The Siberian is an ancient breed and is now believed to be ancestral to all modern long-haired cats. It is the national cat of Russia and is native to Siberia. A longer name for the formal breed is the Siberian Forest Cat. Siberian cats are pedigreed and recognized by the International Cat Association (TICA).
Siberian cats are medium to large, with some males weighing up to 25 pounds. They have a round face and body shape, with tufted ears and a neck ruff. Their paws are large and rounded. They are exceptionally agile jumpers and have a powerful, stocky build.

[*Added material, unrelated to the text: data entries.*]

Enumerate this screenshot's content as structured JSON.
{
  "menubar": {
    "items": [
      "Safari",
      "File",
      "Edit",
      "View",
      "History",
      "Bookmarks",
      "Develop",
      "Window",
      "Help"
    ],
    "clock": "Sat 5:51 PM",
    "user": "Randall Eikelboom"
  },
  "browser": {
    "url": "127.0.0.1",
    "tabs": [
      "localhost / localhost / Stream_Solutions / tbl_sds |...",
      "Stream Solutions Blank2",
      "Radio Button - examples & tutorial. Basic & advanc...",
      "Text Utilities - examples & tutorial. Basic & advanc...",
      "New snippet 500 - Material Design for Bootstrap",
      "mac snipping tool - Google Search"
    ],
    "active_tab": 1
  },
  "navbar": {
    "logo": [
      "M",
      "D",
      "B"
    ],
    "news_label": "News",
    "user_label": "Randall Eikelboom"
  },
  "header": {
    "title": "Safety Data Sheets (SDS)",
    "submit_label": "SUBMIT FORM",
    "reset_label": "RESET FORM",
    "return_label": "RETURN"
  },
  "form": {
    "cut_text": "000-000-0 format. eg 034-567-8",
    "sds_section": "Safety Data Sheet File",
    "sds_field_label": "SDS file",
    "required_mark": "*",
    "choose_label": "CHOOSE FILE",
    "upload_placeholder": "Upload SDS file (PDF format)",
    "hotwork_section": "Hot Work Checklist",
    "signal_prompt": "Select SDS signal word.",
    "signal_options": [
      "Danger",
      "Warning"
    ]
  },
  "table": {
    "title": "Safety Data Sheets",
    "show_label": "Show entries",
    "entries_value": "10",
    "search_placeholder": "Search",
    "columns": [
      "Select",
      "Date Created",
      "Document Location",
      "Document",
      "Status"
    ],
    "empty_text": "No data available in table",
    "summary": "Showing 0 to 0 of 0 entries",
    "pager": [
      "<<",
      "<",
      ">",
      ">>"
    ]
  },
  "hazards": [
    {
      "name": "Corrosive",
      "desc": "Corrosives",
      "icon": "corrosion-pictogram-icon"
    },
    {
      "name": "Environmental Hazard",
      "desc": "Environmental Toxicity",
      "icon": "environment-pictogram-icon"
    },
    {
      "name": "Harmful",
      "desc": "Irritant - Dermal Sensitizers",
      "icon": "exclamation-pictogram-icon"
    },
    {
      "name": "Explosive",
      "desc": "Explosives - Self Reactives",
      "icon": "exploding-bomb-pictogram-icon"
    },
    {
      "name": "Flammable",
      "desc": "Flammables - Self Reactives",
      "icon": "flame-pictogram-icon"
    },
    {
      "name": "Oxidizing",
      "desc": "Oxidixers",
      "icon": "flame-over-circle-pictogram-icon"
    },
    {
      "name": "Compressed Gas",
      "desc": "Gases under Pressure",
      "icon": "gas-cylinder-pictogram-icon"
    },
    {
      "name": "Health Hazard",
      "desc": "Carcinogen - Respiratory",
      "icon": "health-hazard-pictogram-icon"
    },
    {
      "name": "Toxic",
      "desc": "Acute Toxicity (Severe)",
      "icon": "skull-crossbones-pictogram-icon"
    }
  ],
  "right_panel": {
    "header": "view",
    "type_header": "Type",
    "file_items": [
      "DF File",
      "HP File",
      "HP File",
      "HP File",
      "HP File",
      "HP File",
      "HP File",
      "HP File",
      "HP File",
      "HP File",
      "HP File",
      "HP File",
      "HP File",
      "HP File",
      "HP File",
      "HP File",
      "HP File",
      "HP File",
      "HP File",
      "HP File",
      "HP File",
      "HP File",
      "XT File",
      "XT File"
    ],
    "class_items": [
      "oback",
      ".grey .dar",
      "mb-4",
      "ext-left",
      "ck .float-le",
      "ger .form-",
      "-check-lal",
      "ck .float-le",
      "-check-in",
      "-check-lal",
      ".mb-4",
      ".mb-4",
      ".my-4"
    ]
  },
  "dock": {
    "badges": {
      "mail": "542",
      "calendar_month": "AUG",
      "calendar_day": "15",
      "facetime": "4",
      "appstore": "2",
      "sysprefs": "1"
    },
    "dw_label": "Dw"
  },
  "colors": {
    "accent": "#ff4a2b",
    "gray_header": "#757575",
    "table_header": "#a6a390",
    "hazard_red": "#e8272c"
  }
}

Siberians express the three natural types of feline fur: guard hairs, awn hairs and down. These three layers were important to protect the cat from Russian weather extremes. Their coat has texture but is glossy, which reduces the incidence of fur matting. There is a wide variety of colour patterns in the breed, with brown tabby being common. Colour-point Siberians as classified as a separate breed, the Neva Masquerade, by some cat breed registries.

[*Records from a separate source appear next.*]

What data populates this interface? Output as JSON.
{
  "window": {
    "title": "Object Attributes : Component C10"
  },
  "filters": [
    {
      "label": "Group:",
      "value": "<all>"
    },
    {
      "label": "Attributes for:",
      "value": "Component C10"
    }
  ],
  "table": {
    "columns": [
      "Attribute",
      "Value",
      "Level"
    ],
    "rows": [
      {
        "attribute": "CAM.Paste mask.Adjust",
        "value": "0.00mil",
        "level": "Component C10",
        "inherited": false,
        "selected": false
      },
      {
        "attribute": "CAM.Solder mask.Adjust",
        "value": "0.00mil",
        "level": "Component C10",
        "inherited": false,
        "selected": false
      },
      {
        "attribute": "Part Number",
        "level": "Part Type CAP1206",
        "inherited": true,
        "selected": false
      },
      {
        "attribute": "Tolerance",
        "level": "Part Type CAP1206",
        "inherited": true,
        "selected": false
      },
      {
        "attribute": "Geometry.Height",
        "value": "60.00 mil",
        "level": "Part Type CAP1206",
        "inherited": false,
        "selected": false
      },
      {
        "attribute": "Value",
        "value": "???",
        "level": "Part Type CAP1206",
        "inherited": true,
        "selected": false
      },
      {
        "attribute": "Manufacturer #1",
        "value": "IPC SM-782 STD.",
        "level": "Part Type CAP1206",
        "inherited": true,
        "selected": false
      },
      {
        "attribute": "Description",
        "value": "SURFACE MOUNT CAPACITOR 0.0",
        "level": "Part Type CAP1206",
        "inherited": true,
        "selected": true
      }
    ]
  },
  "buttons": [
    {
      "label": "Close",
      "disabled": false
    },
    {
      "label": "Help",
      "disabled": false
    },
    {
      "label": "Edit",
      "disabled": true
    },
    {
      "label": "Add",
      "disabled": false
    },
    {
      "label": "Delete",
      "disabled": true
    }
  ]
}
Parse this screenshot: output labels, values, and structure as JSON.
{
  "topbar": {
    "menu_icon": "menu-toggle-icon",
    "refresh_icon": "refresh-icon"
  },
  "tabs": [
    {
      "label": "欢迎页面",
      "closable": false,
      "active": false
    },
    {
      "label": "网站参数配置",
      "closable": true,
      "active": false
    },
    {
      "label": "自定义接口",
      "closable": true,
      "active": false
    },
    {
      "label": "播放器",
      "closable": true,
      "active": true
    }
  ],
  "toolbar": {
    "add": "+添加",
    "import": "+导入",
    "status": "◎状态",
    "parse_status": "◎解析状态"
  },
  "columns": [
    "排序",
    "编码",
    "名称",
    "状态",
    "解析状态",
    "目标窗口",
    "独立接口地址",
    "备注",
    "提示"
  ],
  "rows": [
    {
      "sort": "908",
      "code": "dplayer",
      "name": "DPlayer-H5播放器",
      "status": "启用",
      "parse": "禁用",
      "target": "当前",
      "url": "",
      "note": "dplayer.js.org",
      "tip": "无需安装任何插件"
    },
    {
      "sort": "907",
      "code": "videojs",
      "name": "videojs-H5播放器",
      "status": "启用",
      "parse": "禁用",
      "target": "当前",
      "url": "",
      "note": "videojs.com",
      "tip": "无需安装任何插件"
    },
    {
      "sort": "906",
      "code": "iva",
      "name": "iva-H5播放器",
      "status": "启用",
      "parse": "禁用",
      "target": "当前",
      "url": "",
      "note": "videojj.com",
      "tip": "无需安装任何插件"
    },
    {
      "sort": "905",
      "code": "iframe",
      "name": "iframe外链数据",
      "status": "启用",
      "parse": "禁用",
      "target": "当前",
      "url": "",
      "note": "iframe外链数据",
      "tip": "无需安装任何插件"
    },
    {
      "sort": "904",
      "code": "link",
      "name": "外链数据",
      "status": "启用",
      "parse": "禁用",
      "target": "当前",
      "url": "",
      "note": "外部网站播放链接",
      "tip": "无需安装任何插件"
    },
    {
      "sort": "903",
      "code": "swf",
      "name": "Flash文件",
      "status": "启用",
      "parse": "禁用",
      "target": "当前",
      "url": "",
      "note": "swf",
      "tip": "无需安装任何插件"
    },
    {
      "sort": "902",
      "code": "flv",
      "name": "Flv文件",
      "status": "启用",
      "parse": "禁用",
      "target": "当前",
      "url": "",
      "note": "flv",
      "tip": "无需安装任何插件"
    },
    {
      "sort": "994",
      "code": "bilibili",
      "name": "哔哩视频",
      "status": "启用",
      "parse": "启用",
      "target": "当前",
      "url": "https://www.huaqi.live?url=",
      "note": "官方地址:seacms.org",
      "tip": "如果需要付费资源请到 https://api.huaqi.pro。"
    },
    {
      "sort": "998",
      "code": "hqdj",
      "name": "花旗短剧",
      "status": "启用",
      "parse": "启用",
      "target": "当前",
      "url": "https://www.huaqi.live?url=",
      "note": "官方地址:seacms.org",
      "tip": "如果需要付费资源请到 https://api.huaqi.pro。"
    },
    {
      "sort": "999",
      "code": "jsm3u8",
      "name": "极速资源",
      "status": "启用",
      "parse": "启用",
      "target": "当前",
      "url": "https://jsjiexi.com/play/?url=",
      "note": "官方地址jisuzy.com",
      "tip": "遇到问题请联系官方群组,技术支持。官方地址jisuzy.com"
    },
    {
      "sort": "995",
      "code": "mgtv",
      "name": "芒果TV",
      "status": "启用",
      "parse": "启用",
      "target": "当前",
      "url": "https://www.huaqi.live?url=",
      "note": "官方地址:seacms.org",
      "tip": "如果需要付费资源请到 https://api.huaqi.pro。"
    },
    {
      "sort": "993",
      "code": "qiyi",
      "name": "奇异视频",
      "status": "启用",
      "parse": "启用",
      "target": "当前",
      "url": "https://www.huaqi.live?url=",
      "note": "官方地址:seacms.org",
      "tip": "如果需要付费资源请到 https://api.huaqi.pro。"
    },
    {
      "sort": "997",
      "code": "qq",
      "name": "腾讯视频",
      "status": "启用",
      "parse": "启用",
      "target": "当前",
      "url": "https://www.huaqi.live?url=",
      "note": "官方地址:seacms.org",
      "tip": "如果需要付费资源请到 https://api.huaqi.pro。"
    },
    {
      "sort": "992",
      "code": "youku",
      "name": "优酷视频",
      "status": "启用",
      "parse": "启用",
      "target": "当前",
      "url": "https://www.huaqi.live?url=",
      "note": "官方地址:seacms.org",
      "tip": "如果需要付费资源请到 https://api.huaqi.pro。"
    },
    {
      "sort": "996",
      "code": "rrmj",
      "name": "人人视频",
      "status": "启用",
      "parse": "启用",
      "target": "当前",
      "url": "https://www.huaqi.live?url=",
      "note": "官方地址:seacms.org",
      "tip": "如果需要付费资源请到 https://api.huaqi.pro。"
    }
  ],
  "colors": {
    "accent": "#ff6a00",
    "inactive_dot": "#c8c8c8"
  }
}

While there is truly no hypoallergenic dog or cat, the decreased dander qualities of the Siberian coat have been noted by many breeders and pet owners. While there is little scientific evidence, many people believe that Siberians produce less of the Fel d1 allergen that is present on cats.
Siberian cats, along with some other large cat breeds, have a predisposition to an inherited heart disorder, called hypertrophic cardiomyopathy (HCM). In this condition, the muscular wall of the heart chambers (ventricles) becomes excessively thickened, which can eventually lead to heart failure or sudden death. Now, there are screening tests available to help detect HCM before cats become symptomatic.
Siberian cats generally are loving, loyal and friendly cats They often get along well with children, dogs and other pets. They are fast learners, avid climbers and have engaging personalities, that can melt the heart of any cat person.